High Energy Storage Efficiency and Large Electrocaloric Effect in Lead-Free BaTi0.89Sn0.11O3 Ceramic

Abstract

Lead-free BaTi0.89Sn0.11O3 (BTSn) ceramic was elaborated via a solid-state reaction method and its dielectric, ferroelectric, energy storage, electromechanical as well as electrocaloric properties were investigated at 25 kV/cm. Pure perovskite structure was confirmed by X-ray diffraction analysis. The maximum of the dielectric constant was found to be 17390 at 41 C. The enhanced total energy density, the recovered energy density, and the energy storage efficiency of 92.7 mJ/cm3, 84.4 mJ/cm3, and 91.04%, respectively, were observed at 60 C, whereas the highest storage efficiency of 95.87 % was obtained at 100 C. At room temperature, the electromechanical strain and the large-signal piezoelectric coefficient reached a maximum of 0.07 % and 280 pm/V. The large electrocaloric effect of 0.71 K and the electrocaloric responsivity of 0.28. 10-6 K.mm/kV at 49 C under 25 kV/cm were indirectly calculated via Maxwell relation from the ferroelectric polarization P (T, E) that was determined from the P-E hysteresis loops.

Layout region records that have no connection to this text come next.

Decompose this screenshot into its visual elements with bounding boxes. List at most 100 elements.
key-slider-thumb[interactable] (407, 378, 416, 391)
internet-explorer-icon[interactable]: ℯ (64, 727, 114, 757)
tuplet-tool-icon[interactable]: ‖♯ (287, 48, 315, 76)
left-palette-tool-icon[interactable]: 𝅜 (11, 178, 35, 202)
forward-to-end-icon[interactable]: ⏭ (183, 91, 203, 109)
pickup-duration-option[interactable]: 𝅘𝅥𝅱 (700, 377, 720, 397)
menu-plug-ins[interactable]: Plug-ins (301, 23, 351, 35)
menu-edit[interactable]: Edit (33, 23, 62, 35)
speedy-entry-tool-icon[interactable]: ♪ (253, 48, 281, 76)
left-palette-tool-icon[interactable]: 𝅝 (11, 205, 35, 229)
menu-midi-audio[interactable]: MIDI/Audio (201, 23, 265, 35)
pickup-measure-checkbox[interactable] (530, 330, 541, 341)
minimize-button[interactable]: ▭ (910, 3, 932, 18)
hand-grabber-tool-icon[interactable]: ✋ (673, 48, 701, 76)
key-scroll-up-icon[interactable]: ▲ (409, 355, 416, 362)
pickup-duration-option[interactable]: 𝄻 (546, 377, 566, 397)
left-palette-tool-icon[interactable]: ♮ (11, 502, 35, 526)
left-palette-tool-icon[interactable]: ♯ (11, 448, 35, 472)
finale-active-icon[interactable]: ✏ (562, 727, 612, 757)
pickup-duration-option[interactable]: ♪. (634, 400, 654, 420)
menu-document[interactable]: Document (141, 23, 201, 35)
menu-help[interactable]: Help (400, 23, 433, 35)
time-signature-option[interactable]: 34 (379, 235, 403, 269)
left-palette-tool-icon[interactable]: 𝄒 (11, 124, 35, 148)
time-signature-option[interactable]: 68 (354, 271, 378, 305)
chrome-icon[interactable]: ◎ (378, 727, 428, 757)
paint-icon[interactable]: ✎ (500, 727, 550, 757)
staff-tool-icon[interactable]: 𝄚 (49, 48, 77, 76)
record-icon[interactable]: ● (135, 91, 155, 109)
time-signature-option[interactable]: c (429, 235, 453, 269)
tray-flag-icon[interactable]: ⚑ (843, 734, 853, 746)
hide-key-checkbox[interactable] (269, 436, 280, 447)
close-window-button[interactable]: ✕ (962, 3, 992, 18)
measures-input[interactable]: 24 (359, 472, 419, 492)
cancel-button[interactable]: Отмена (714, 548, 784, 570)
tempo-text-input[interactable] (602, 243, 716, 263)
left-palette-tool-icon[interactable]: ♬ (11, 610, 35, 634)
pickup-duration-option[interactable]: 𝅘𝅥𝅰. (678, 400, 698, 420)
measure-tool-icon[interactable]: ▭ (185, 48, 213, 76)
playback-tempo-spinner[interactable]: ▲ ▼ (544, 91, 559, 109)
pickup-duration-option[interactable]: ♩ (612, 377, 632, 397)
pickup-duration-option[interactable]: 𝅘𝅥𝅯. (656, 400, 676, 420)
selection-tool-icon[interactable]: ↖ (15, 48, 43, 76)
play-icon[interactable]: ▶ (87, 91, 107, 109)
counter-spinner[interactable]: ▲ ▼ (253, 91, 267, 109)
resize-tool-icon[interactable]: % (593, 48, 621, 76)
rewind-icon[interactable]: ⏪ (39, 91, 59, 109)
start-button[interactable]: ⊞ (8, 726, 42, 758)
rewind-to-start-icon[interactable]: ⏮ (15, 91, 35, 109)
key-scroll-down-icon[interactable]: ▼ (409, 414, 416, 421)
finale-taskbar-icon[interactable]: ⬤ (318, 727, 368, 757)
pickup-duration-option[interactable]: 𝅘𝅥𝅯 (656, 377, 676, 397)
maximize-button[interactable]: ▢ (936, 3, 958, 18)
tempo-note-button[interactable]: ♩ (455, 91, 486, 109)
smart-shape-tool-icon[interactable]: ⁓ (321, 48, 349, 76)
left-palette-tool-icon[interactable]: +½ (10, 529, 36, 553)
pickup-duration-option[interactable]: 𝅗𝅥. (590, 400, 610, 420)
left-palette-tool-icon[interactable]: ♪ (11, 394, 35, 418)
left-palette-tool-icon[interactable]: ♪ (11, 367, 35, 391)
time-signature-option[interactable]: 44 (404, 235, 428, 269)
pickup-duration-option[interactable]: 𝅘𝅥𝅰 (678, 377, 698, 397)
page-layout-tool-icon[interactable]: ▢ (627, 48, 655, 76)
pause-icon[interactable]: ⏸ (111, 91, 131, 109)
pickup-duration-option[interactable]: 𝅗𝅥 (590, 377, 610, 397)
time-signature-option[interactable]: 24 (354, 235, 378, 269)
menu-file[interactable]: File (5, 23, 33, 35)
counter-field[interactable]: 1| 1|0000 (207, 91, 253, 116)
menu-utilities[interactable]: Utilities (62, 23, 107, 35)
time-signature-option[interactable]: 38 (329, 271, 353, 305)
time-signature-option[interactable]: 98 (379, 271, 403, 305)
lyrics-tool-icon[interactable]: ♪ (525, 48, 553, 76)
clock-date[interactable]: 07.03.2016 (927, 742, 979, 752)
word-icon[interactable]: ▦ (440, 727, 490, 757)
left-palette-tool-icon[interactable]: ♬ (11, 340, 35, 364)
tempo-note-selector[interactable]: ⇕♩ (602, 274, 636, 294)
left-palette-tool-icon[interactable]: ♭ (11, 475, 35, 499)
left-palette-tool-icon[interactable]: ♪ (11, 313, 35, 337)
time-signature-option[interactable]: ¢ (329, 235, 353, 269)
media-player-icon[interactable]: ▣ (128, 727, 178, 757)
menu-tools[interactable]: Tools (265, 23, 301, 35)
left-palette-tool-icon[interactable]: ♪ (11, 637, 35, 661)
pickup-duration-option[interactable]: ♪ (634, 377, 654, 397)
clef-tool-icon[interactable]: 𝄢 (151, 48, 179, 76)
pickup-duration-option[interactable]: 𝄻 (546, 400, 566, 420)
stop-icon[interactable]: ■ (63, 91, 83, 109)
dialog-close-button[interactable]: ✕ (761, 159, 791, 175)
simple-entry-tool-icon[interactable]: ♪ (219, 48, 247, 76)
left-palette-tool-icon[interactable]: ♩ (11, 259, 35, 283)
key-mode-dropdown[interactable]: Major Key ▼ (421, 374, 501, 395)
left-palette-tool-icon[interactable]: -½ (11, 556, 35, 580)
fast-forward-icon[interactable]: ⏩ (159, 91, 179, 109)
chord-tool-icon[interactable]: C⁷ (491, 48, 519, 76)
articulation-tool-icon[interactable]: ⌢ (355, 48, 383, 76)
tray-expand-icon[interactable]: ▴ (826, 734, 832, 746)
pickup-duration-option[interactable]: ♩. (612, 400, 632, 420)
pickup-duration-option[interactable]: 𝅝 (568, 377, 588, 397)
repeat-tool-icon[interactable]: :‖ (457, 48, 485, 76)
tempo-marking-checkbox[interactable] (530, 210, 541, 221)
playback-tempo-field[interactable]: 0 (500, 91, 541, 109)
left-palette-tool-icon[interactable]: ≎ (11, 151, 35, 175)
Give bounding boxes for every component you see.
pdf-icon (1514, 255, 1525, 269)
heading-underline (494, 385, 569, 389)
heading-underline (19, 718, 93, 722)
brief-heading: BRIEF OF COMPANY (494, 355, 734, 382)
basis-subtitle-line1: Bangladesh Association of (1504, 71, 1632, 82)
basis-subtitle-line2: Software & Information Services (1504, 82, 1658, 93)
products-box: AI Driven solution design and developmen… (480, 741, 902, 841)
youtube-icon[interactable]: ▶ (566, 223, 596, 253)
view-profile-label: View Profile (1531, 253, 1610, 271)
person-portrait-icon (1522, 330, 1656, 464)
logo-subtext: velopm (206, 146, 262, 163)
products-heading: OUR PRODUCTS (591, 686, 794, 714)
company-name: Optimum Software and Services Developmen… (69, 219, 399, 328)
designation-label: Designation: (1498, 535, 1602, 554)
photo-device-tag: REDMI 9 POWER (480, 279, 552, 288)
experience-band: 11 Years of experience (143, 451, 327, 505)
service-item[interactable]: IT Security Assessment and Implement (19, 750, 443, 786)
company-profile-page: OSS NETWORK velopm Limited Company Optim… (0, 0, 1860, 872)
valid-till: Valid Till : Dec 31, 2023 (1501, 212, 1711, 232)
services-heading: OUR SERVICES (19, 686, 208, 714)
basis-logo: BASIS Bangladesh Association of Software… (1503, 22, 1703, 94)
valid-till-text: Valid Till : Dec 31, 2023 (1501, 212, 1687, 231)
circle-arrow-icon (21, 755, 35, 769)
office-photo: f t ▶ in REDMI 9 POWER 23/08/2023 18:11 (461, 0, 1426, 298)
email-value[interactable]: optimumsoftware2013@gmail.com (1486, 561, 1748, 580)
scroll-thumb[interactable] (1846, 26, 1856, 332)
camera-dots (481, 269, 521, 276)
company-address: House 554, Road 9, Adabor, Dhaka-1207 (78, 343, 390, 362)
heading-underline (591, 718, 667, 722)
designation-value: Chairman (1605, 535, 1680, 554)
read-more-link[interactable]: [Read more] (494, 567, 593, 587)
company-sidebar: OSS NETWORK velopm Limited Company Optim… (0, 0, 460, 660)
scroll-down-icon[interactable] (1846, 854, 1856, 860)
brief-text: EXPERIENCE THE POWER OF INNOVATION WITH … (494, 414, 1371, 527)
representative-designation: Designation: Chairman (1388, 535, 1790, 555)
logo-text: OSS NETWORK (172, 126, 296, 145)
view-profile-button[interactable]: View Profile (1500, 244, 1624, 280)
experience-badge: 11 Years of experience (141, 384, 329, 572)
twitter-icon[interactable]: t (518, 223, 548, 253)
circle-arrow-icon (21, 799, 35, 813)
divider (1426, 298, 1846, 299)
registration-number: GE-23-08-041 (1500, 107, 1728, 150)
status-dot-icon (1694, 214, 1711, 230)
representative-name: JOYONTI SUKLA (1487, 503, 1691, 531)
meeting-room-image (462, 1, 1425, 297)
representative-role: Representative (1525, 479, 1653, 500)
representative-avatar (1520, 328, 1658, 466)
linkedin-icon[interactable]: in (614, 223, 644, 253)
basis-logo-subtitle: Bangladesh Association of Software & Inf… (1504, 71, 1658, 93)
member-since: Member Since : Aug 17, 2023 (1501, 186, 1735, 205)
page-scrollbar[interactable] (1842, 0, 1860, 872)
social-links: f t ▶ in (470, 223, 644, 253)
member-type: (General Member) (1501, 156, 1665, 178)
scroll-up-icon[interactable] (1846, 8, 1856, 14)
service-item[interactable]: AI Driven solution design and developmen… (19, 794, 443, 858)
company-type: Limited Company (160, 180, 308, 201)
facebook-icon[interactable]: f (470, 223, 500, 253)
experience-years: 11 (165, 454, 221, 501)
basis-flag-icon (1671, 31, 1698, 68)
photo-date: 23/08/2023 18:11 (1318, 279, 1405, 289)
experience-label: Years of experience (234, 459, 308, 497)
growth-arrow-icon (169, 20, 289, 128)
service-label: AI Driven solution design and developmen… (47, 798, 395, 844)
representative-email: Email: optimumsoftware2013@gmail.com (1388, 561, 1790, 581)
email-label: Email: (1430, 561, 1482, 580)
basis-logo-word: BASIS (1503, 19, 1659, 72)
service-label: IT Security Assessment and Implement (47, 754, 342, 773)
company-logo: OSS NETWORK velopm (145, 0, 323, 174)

By exploiting the Landau-Ginzburg-Devonshire (LGD) phenomenological theory, the electrocaloric response was estimated to be of 0.61 K at 50 C under 25 kV/cm. We conclude that BTSn lead-free ceramic is a promising candidate for potential applications in high-efficiency energy storage devices and solid-state refrigeration technology.